Derrière le ton doux, les mots choisis, et l’absence volontaire de détails, tout est déjà dit. Les “bonnes nouvelles” qu’elle promet ne le sont pas pour Québecor. Elles sont pour Habs TV, Bell. Pour Crave. Pour Amazon. Pour Apple peut-être. Mais certainement pas pour TVA Sports.
Ce n’est pas un hasard si France-Margaret Bélanger a choisi un parterre d’affaires, et non une conférence de presse sportive, pour glisser ces phrases assassines.
Son auditoire n’était pas composé de partisans en colère ni de journalistes sportifs avides de primeurs. Elle s’adressait aux investisseurs, aux stratèges, aux partenaires financiers qui savent décoder les signaux. Et quel signal!
Elle a martelé une vérité que tout le monde connaît mais que personne n’osait formuler avec autant de transparence :
« Le sport ne se regarde plus seulement à la télévision. Il se lit sur les médias sociaux, à travers les plateformes numériques ou par des expériences immersives. Il est donc primordial pour nous de rejoindre ces partisans et de développer nos propres plateformes au-delà du Centre Bell et de la télévision traditionnelle. »

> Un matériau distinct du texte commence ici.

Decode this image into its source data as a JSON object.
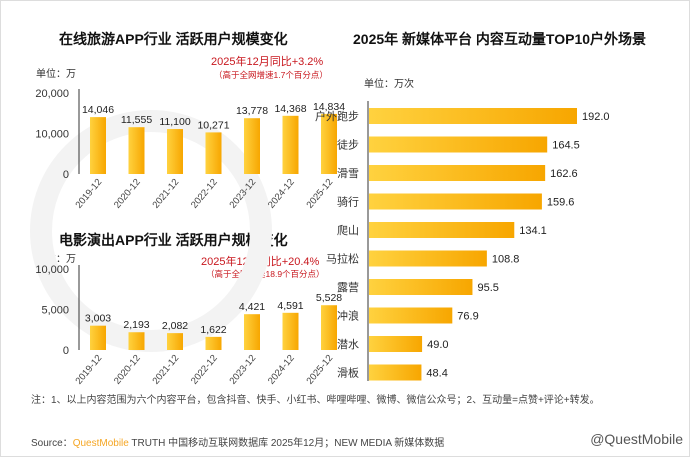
{
  "watermark": "QUESTMOBILE",
  "chart_data": [
    {
      "type": "bar",
      "title": "在线旅游APP行业 活跃用户规模变化",
      "unit": "单位：万",
      "categories": [
        "2019-12",
        "2020-12",
        "2021-12",
        "2022-12",
        "2023-12",
        "2024-12",
        "2025-12"
      ],
      "values": [
        14046,
        11555,
        11100,
        10271,
        13778,
        14368,
        14834
      ],
      "value_labels": [
        "14,046",
        "11,555",
        "11,100",
        "10,271",
        "13,778",
        "14,368",
        "14,834"
      ],
      "ylim": [
        0,
        20000
      ],
      "yticks": [
        "0",
        "10,000",
        "20,000"
      ],
      "highlight": "2025年12月同比+3.2%",
      "highlight_sub": "（高于全网增速1.7个百分点）",
      "bar_color": "#FDB813"
    },
    {
      "type": "bar",
      "title": "电影演出APP行业 活跃用户规模变化",
      "unit": "单位：万",
      "categories": [
        "2019-12",
        "2020-12",
        "2021-12",
        "2022-12",
        "2023-12",
        "2024-12",
        "2025-12"
      ],
      "values": [
        3003,
        2193,
        2082,
        1622,
        4421,
        4591,
        5528
      ],
      "value_labels": [
        "3,003",
        "2,193",
        "2,082",
        "1,622",
        "4,421",
        "4,591",
        "5,528"
      ],
      "ylim": [
        0,
        10000
      ],
      "yticks": [
        "0",
        "5,000",
        "10,000"
      ],
      "highlight": "2025年12月同比+20.4%",
      "highlight_sub": "（高于全网增速18.9个百分点）",
      "bar_color": "#FDB813"
    },
    {
      "type": "bar",
      "orientation": "horizontal",
      "title": "2025年 新媒体平台 内容互动量TOP10户外场景",
      "unit": "单位：万次",
      "categories": [
        "户外跑步",
        "徒步",
        "滑雪",
        "骑行",
        "爬山",
        "马拉松",
        "露营",
        "冲浪",
        "潜水",
        "滑板"
      ],
      "values": [
        192.0,
        164.5,
        162.6,
        159.6,
        134.1,
        108.8,
        95.5,
        76.9,
        49.0,
        48.4
      ],
      "value_labels": [
        "192.0",
        "164.5",
        "162.6",
        "159.6",
        "134.1",
        "108.8",
        "95.5",
        "76.9",
        "49.0",
        "48.4"
      ],
      "bar_color": "#FDB813"
    }
  ],
  "footer": {
    "note": "注：1、以上内容范围为六个内容平台，包含抖音、快手、小红书、哔哩哔哩、微博、微信公众号；2、互动量=点赞+评论+转发。",
    "source_prefix": "Source：",
    "source_brand": "QuestMobile",
    "source_rest": " TRUTH 中国移动互联网数据库 2025年12月；NEW MEDIA 新媒体数据",
    "credit": "@QuestMobile"
  }
}
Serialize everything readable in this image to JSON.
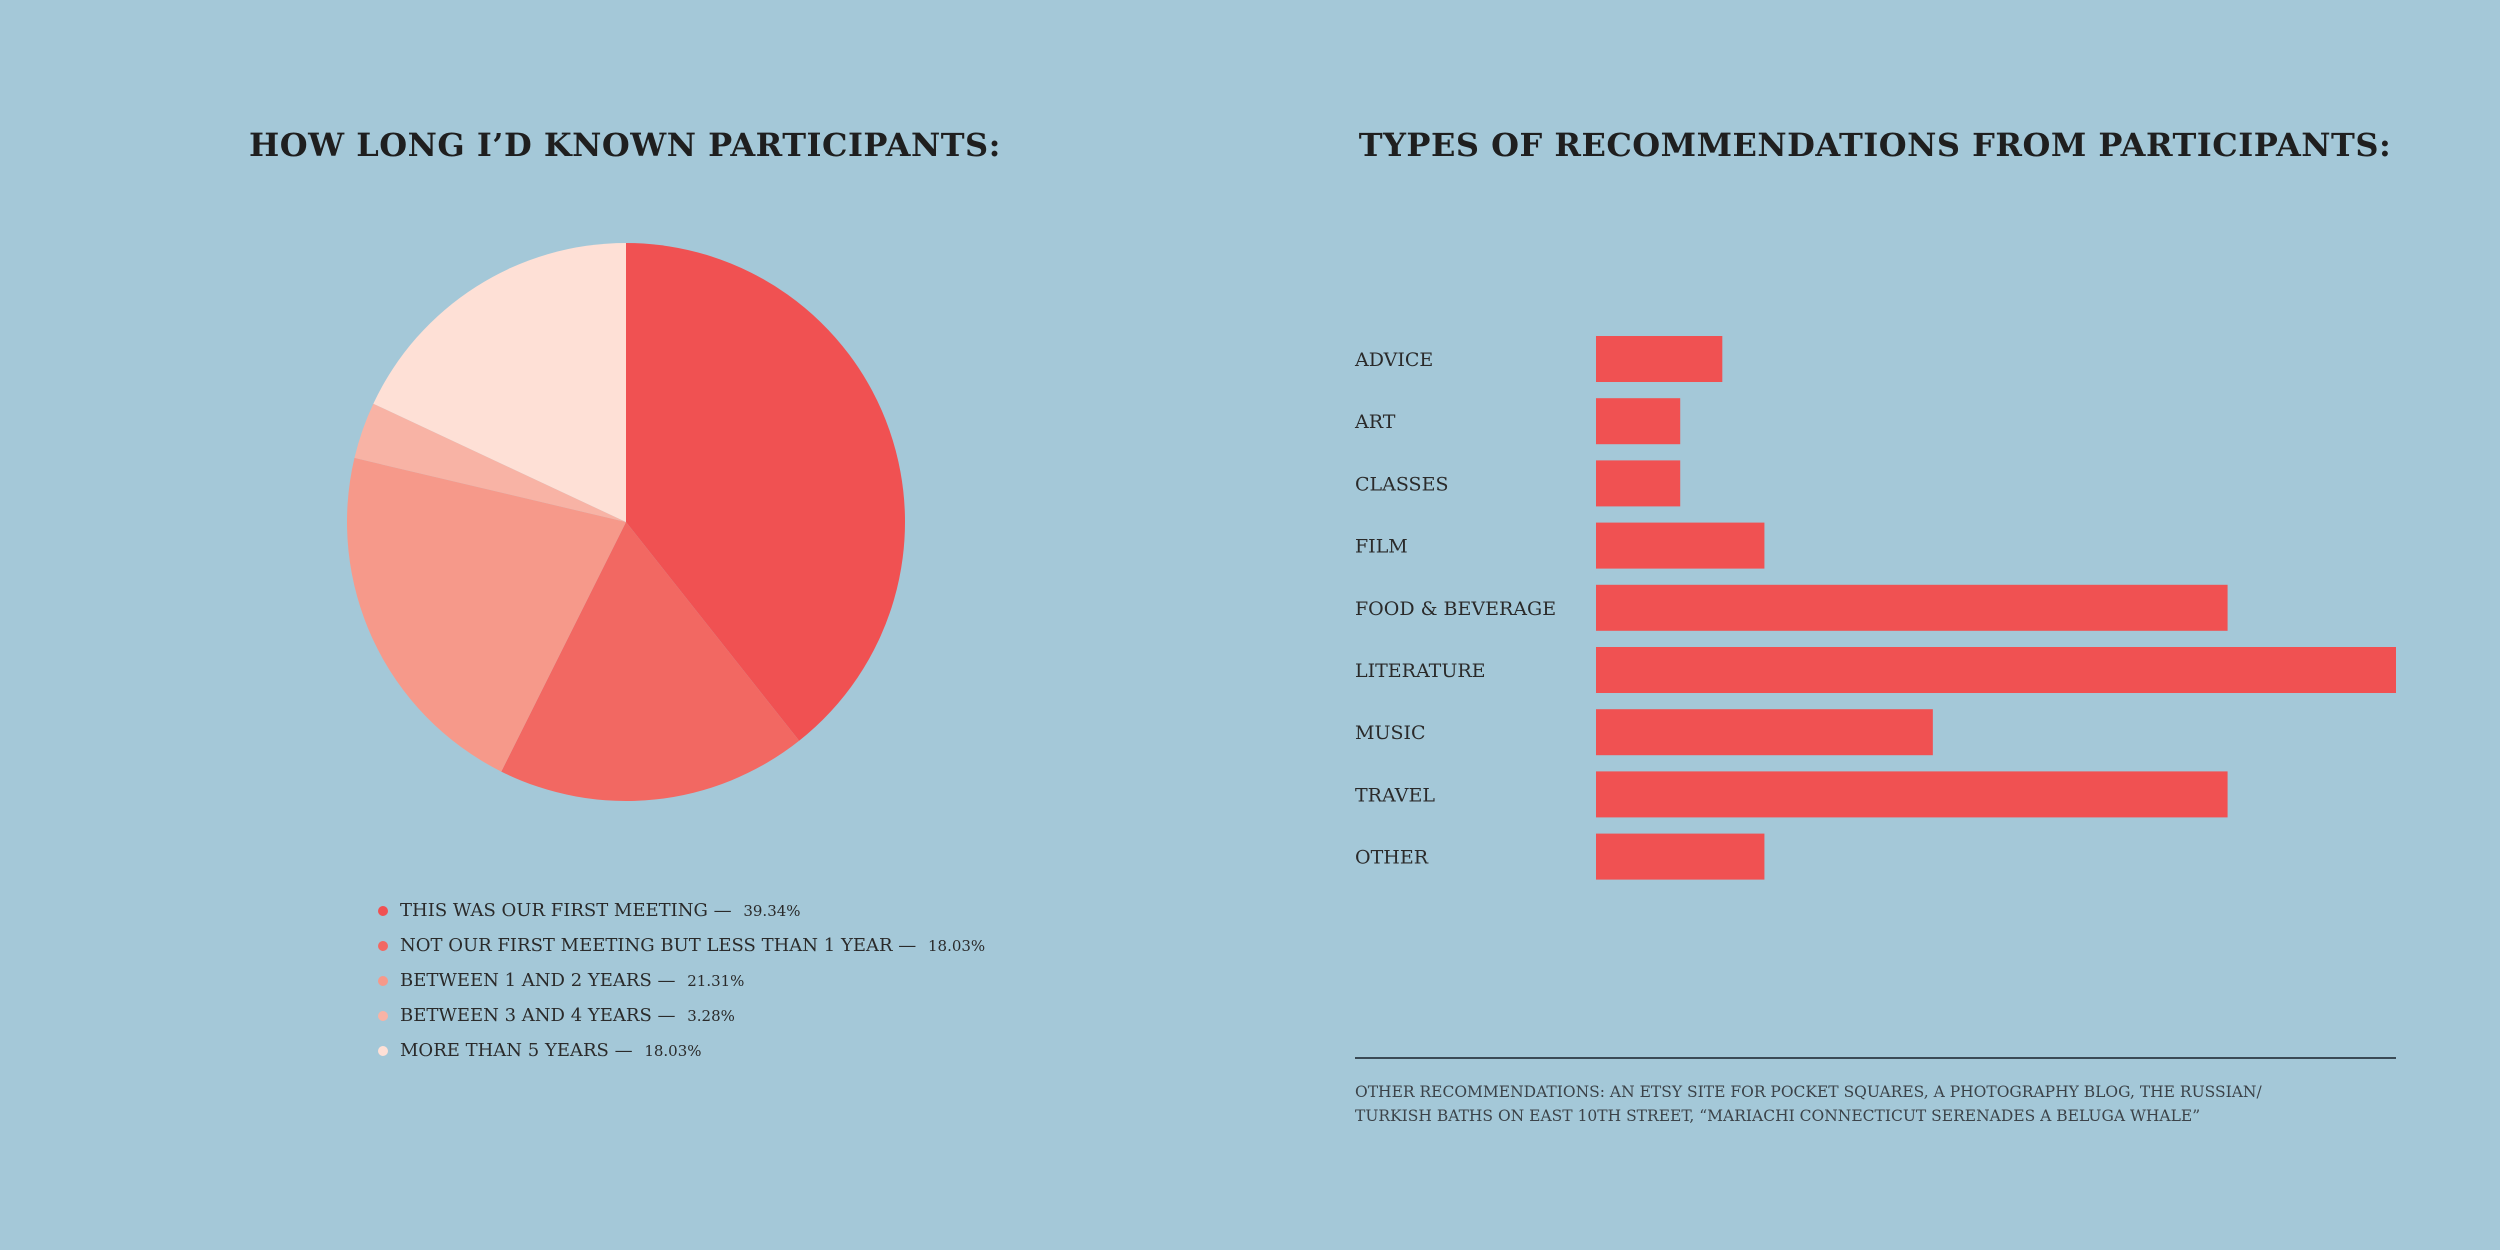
{
  "chart_data": [
    {
      "type": "pie",
      "title": "HOW LONG I’D KNOWN PARTICIPANTS:",
      "slices": [
        {
          "label": "THIS WAS OUR FIRST MEETING",
          "value": 39.34,
          "value_text": "39.34%",
          "color": "#f05152"
        },
        {
          "label": "NOT OUR FIRST MEETING BUT LESS THAN 1 YEAR",
          "value": 18.03,
          "value_text": "18.03%",
          "color": "#f26862"
        },
        {
          "label": "BETWEEN 1 AND 2 YEARS",
          "value": 21.31,
          "value_text": "21.31%",
          "color": "#f6998a"
        },
        {
          "label": "BETWEEN 3 AND 4 YEARS",
          "value": 3.28,
          "value_text": "3.28%",
          "color": "#f8b3a5"
        },
        {
          "label": "MORE THAN 5 YEARS",
          "value": 18.03,
          "value_text": "18.03%",
          "color": "#fee0d6"
        }
      ],
      "separator": " — "
    },
    {
      "type": "bar",
      "orientation": "horizontal",
      "title": "TYPES OF RECOMMENDATIONS FROM PARTICIPANTS:",
      "categories": [
        "ADVICE",
        "ART",
        "CLASSES",
        "FILM",
        "FOOD & BEVERAGE",
        "LITERATURE",
        "MUSIC",
        "TRAVEL",
        "OTHER"
      ],
      "values": [
        3,
        2,
        2,
        4,
        15,
        19,
        8,
        15,
        4
      ],
      "xlim": [
        0,
        19
      ],
      "grid": false,
      "bar_color": "#f05152"
    }
  ],
  "footnote": {
    "line1": "OTHER RECOMMENDATIONS: AN ETSY SITE FOR POCKET SQUARES, A PHOTOGRAPHY BLOG, THE RUSSIAN/",
    "line2": "TURKISH BATHS ON EAST 10TH STREET, “MARIACHI CONNECTICUT SERENADES A BELUGA WHALE”"
  },
  "colors": {
    "background": "#a4c8d8",
    "accent": "#f05152"
  }
}
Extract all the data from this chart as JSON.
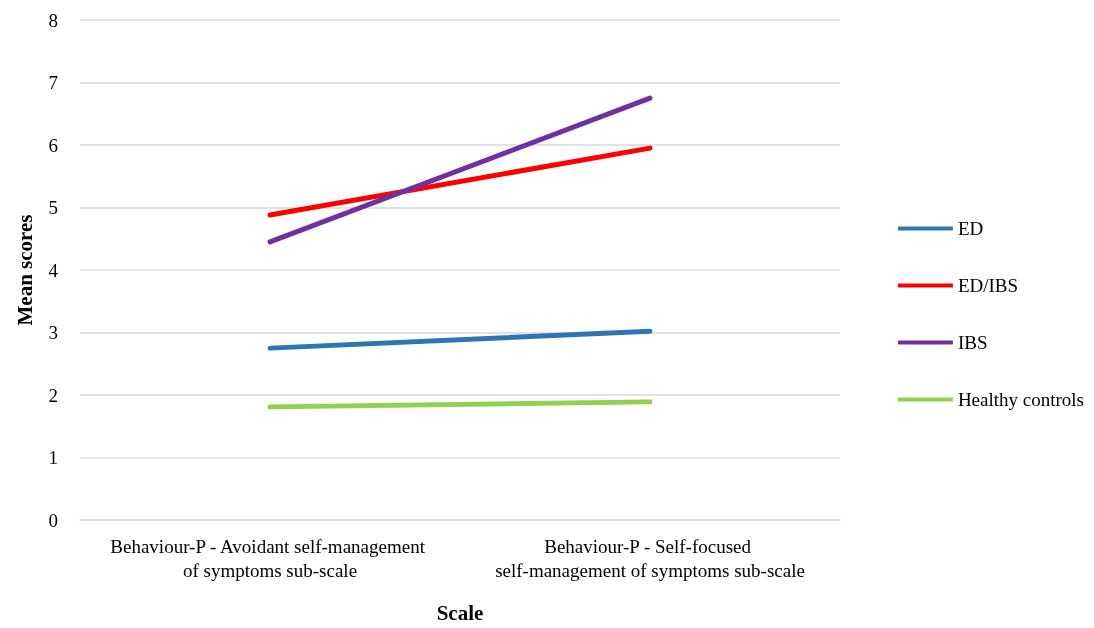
{
  "chart_data": {
    "type": "line",
    "xlabel": "Scale",
    "ylabel": "Mean scores",
    "categories": [
      "Behaviour-P - Avoidant self-management of symptoms sub-scale",
      "Behaviour-P - Self-focused self-management of symptoms sub-scale"
    ],
    "series": [
      {
        "name": "ED",
        "color": "#2e75b6",
        "values": [
          2.75,
          3.02
        ]
      },
      {
        "name": "ED/IBS",
        "color": "#ff0000",
        "values": [
          4.88,
          5.95
        ]
      },
      {
        "name": "IBS",
        "color": "#7030a0",
        "values": [
          4.45,
          6.75
        ]
      },
      {
        "name": "Healthy controls",
        "color": "#92d050",
        "values": [
          1.81,
          1.89
        ]
      }
    ],
    "ylim": [
      0,
      8
    ],
    "yticks": [
      0,
      1,
      2,
      3,
      4,
      5,
      6,
      7,
      8
    ],
    "grid": "y",
    "legend": "right",
    "marker": "none",
    "line_style": "solid"
  }
}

Depuis des mois, le bruit court. Une plateforme maison, estampillée Groupe CH, allait voir le jour. On parlait d’un “HABS-TV”, clin d’œil assumé aux grands réseaux sportifs américains. Jusqu’ici, ce n’était qu’une rumeur. Aujourd’hui, ce n’est plus une rumeur : c’est une quasi-confirmation.
Quand France-Margaret Bélanger affirme que le Canadien doit “développer ses propres plateformes au-delà de la télévision traditionnelle”, elle ne fait pas de la poésie corporative. Elle annonce un basculement concret : le Canadien va diffuser lui-même ses matchs, en partenariat avec des géants comme Amazon Prime Video, Crave ou même Apple TV+.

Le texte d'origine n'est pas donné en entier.